Access S3 with temporary session credentials

Extract IAM session credentials and use them to access S3 storage via S3A URI. Requires Databricks Runtime 8.3 and above.

Written by Gobinath.Viswanathan

Last published at: May 16th, 2022

You can use IAM session tokens with Hadoop config support to access S3 storage in Databricks Runtime 8.3 and above.

Delete

Info

You cannot mount the S3 path as a DBFS mount when using session credentials. You must use the S3A URI.

Extract the session credentials from your cluster

Extract the session credentials from your cluster.

You will need the Instance Profile from your cluster. This can be found under Advanced Options in the cluster configuration.

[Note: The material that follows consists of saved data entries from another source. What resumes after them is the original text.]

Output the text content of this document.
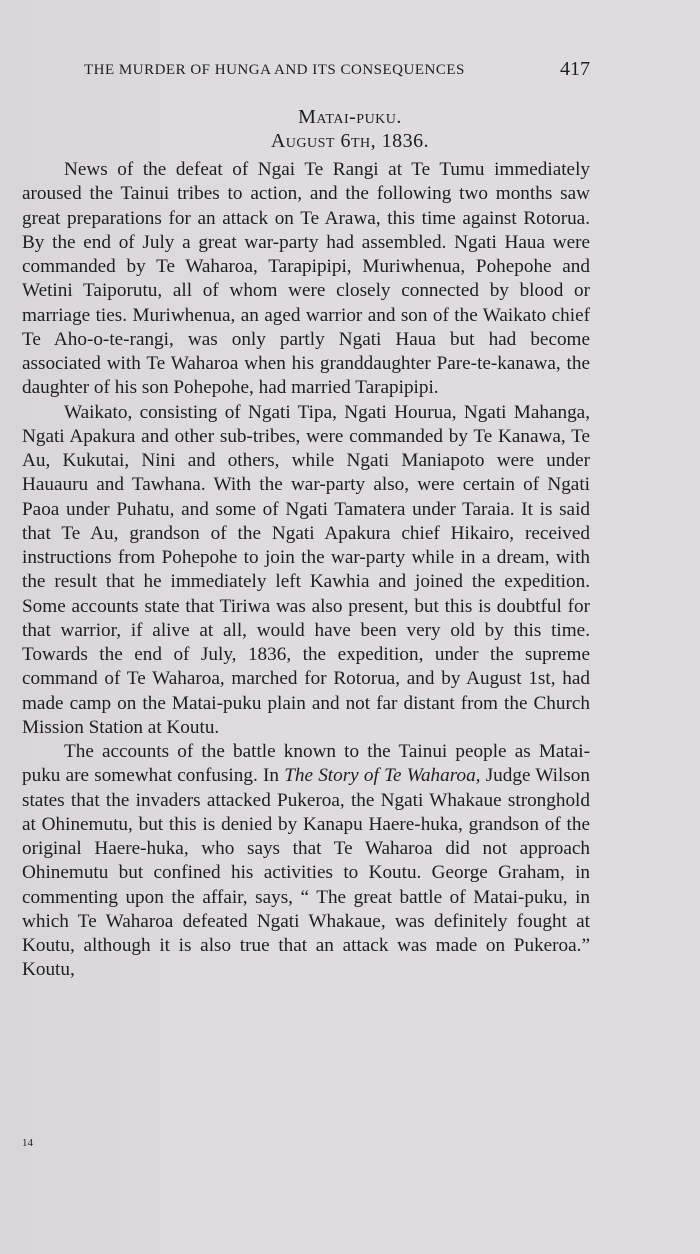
THE MURDER OF HUNGA AND ITS CONSEQUENCES	417
Matai-puku.
August 6th, 1836.

News of the defeat of Ngai Te Rangi at Te Tumu immediately aroused the Tainui tribes to action, and the following two months saw great preparations for an attack on Te Arawa, this time against Rotorua. By the end of July a great war-party had assembled. Ngati Haua were commanded by Te Waharoa, Tarapipipi, Muriwhenua, Pohepohe and Wetini Taiporutu, all of whom were closely connected by blood or marriage ties. Muriwhenua, an aged warrior and son of the Waikato chief Te Aho-o-te-rangi, was only partly Ngati Haua but had become associated with Te Waharoa when his granddaughter Pare-te-kanawa, the daughter of his son Pohepohe, had married Tarapipipi.

Waikato, consisting of Ngati Tipa, Ngati Hourua, Ngati Mahanga, Ngati Apakura and other sub-tribes, were commanded by Te Kanawa, Te Au, Kukutai, Nini and others, while Ngati Maniapoto were under Hauauru and Tawhana. With the war-party also, were certain of Ngati Paoa under Puhatu, and some of Ngati Tamatera under Taraia. It is said that Te Au, grandson of the Ngati Apakura chief Hikairo, received instructions from Pohepohe to join the war-party while in a dream, with the result that he immediately left Kawhia and joined the expedition. Some accounts state that Tiriwa was also present, but this is doubtful for that warrior, if alive at all, would have been very old by this time. Towards the end of July, 1836, the expedition, under the supreme command of Te Waharoa, marched for Rotorua, and by August 1st, had made camp on the Matai-puku plain and not far distant from the Church Mission Station at Koutu.

The accounts of the battle known to the Tainui people as Matai-puku are somewhat confusing. In The Story of Te Waharoa, Judge Wilson states that the invaders attacked Pukeroa, the Ngati Whakaue stronghold at Ohinemutu, but this is denied by Kanapu Haere-huka, grandson of the original Haere-huka, who says that Te Waharoa did not approach Ohinemutu but confined his activities to Koutu. George Graham, in commenting upon the affair, says, “ The great battle of Matai-puku, in which Te Waharoa defeated Ngati Whakaue, was definitely fought at Koutu, although it is also true that an attack was made on Pukeroa.” Koutu,

14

Use curl to display the AccessKeyId, SecretAccessKey, and Token.

%sh

curl http://169.254.169.254/latest/meta-data/iam/security-credentials/<instance-profile>

Alternatively, you can use a Python script.

%python

import requests
import json
response = requests.get("http://169.254.169.254/latest/meta-data/iam/security-credentials/<instance-profile>")
credentials = response.json()
print(credentials)

The IP address should not be modified. 169.254.169.254 is a link-local address and is valid only from the instance.

Delete

Info

You can only extract a session token from a standard cluster. This will not work on a high concurrency cluster.

Use session credentials in a notebook

You can use the session credentials by entering them into a notebook.

%python

AccessKey = "<AccessKeyId>"
Secret = "<SecretAccessKey>"
Token = "<Token>"
sc._jsc.hadoopConfiguration().set("fs.s3a.aws.credentials.provider", "org.apache.hadoop.fs.s3a.TemporaryAWSCredentialsProvider")
sc._jsc.hadoopConfiguration().set("fs.s3a.access.key", AccessKey )
sc._jsc.hadoopConfiguration().set("fs.s3a.secret.key", Secret)
sc._jsc.hadoopConfiguration().set("fs.s3a.session.token", Token)

Once the session credentials are loaded in the notebook, you can access files in the S3 bucket with a S3A URI.

%python

dbutils.fs.ls("s3a://<path-to-folder>/")

Use session credentials in the cluster config

You can add the session credentials to the cluster Spark config. This makes them accessible to all notebooks on the cluster.

fs.s3a.aws.credentials.provider org.apache.hadoop.fs.s3a.TemporaryAWSCredentialsProvider
fs.s3a.access.key <AccessKeyId>
fs.s3a.secret.key <SecretAccessKey>
fs.s3a.session.token <Token>